Y es que la historia de Nora resume sin duda lo peor de un ser humano que es capaz de fagocitar y envenenar hasta la muerte a lo más indefenso que nos da eso que llamamos crecer, un alma joven, con dudas, con toda una vida por construir, que alguien siega por capricho, por mera monstruosidad. Esta historia hace culpables y cómplices desde al maldito conductor de cundas, proxeneta y depravado, hasta a la supuesta amiga iniciadora y ejerciente de una superioridad moral repugnante, pasando por un entorno vecinal que observa y tolera entre silencios, el maldito espectáculo y terminando por esa policía mal llamada de cercanía, que durante más de un año es incapaz de parar tan rechazable proceso.
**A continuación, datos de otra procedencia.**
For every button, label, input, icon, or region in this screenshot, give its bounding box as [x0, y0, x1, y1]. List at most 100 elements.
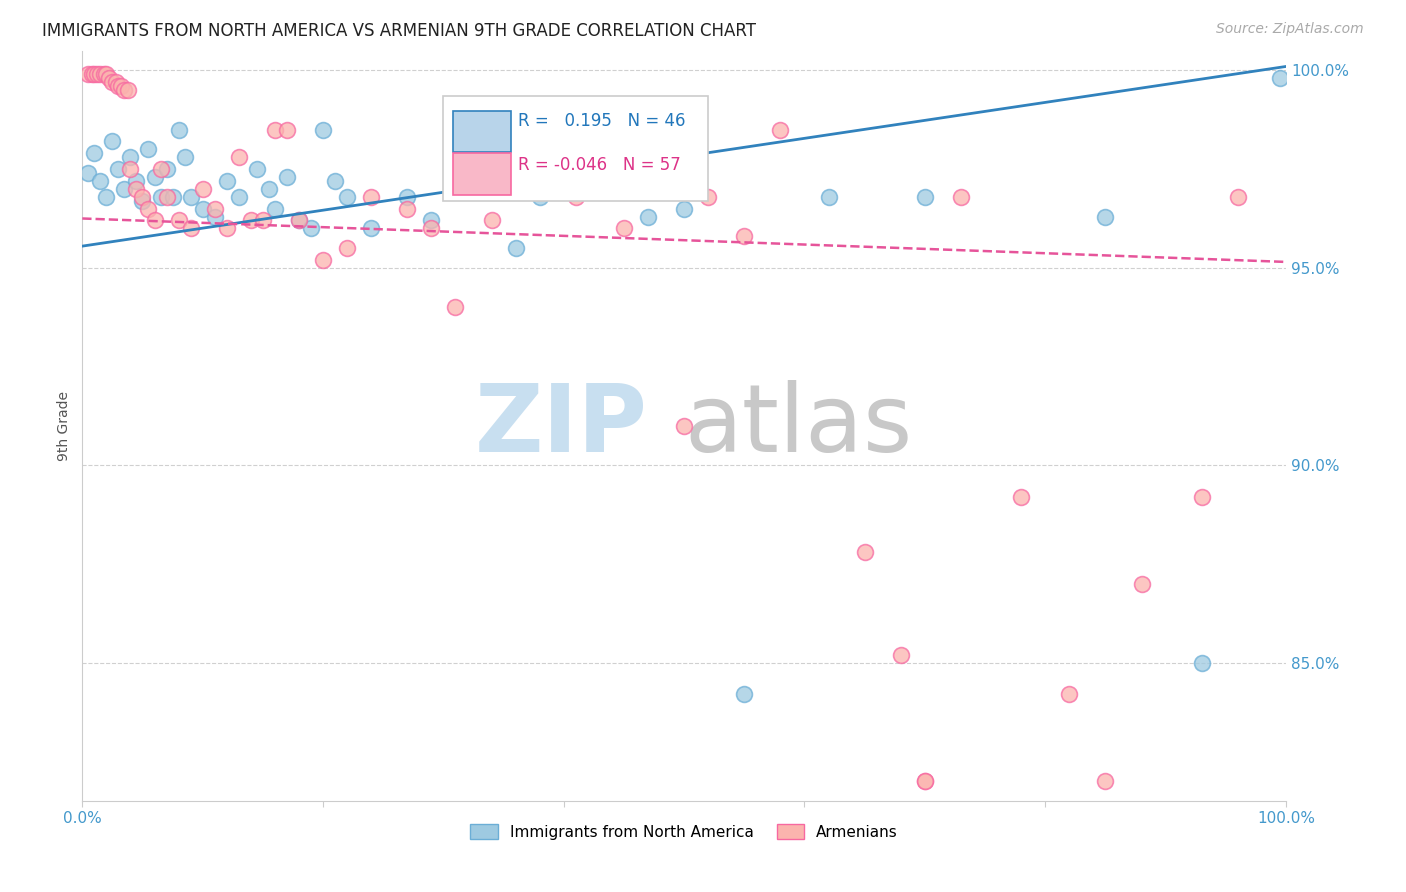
Point [97, 71, 120, 86]
Point [336, 241, 359, 255]
Point [80, 67, 103, 81]
Point [143, 213, 166, 227]
Point [167, 213, 190, 227]
Point [890, 648, 912, 662]
Text: ZIP: ZIP [475, 380, 648, 472]
Point [89, 67, 111, 81]
Point [264, 202, 287, 216]
Point [239, 213, 262, 227]
Point [312, 122, 335, 136]
Point [1094, 210, 1116, 224]
Point [257, 182, 280, 196]
Point [96, 67, 118, 81]
Point [529, 190, 551, 204]
Point [673, 202, 696, 216]
FancyBboxPatch shape [453, 111, 510, 152]
Point [276, 169, 298, 184]
Point [288, 213, 311, 227]
Point [120, 150, 142, 164]
Point [733, 229, 755, 244]
Point [1191, 656, 1213, 670]
Point [180, 190, 202, 204]
Point [131, 190, 153, 204]
Point [817, 190, 839, 204]
Point [83, 67, 105, 81]
Point [914, 774, 936, 789]
Point [149, 162, 172, 177]
Point [83, 146, 105, 161]
Point [101, 75, 124, 89]
Point [86, 67, 108, 81]
Point [125, 182, 148, 196]
Point [360, 221, 382, 235]
Point [288, 213, 311, 227]
Point [853, 545, 876, 559]
Point [481, 213, 503, 227]
Point [613, 221, 636, 235]
Point [444, 301, 467, 315]
Point [228, 150, 250, 164]
Point [215, 174, 238, 188]
Point [215, 221, 238, 235]
Point [1226, 190, 1249, 204]
Point [138, 202, 160, 216]
Point [110, 79, 132, 94]
Point [167, 122, 190, 136]
Point [673, 418, 696, 433]
Point [505, 241, 527, 255]
Point [246, 162, 269, 177]
Point [93, 67, 115, 81]
Point [769, 122, 792, 136]
Point [204, 210, 226, 224]
Point [264, 122, 287, 136]
Point [228, 190, 250, 204]
Point [112, 83, 135, 97]
Point [112, 182, 135, 196]
Point [77, 67, 100, 81]
Point [96, 190, 118, 204]
Point [162, 190, 184, 204]
Point [1010, 490, 1032, 504]
Point [155, 162, 177, 177]
Point [89, 174, 111, 188]
Text: R = -0.046   N = 57: R = -0.046 N = 57 [517, 156, 681, 174]
Point [117, 83, 139, 97]
Point [299, 221, 322, 235]
Point [733, 687, 755, 701]
Point [173, 150, 195, 164]
Point [914, 190, 936, 204]
Point [456, 182, 478, 196]
Point [191, 202, 214, 216]
Point [336, 190, 359, 204]
Point [180, 221, 202, 235]
Point [312, 252, 335, 267]
Point [697, 190, 720, 204]
Legend: Immigrants from North America, Armenians: Immigrants from North America, Armenians [464, 818, 904, 846]
Point [949, 190, 972, 204]
Point [276, 122, 298, 136]
Point [155, 190, 177, 204]
Point [323, 174, 346, 188]
Point [565, 190, 588, 204]
Text: R =   0.195   N = 46: R = 0.195 N = 46 [517, 112, 686, 130]
Point [1191, 490, 1213, 504]
Point [191, 182, 214, 196]
Text: IMMIGRANTS FROM NORTH AMERICA VS ARMENIAN 9TH GRADE CORRELATION CHART: IMMIGRANTS FROM NORTH AMERICA VS ARMENIA… [42, 22, 756, 40]
Point [204, 202, 226, 216]
Text: Source: ZipAtlas.com: Source: ZipAtlas.com [1216, 22, 1364, 37]
Point [576, 162, 599, 177]
Point [1059, 687, 1081, 701]
Point [1130, 576, 1153, 591]
Point [120, 162, 142, 177]
Point [396, 190, 419, 204]
Point [149, 190, 172, 204]
Point [1094, 774, 1116, 789]
Point [125, 174, 148, 188]
Text: atlas: atlas [685, 380, 912, 472]
Point [252, 213, 274, 227]
Point [138, 142, 160, 156]
Point [107, 162, 129, 177]
FancyBboxPatch shape [443, 95, 709, 201]
Point [131, 194, 153, 208]
Y-axis label: 9th Grade: 9th Grade [58, 391, 72, 461]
Es como digo infernal, imaginar como padre la facilidad que puede tener una chica con la vida por delante y con todos los sueños e inseguridades propios de unos dieciséis años, de caer en las manos de estos monstruos abominables que sólo merecerían sentir alguna vez en sus vidas esa misma expresión de vacío absoluto de este león herido que el sábado nos devolvía la pantalla. Descanse ya en paz, Nora.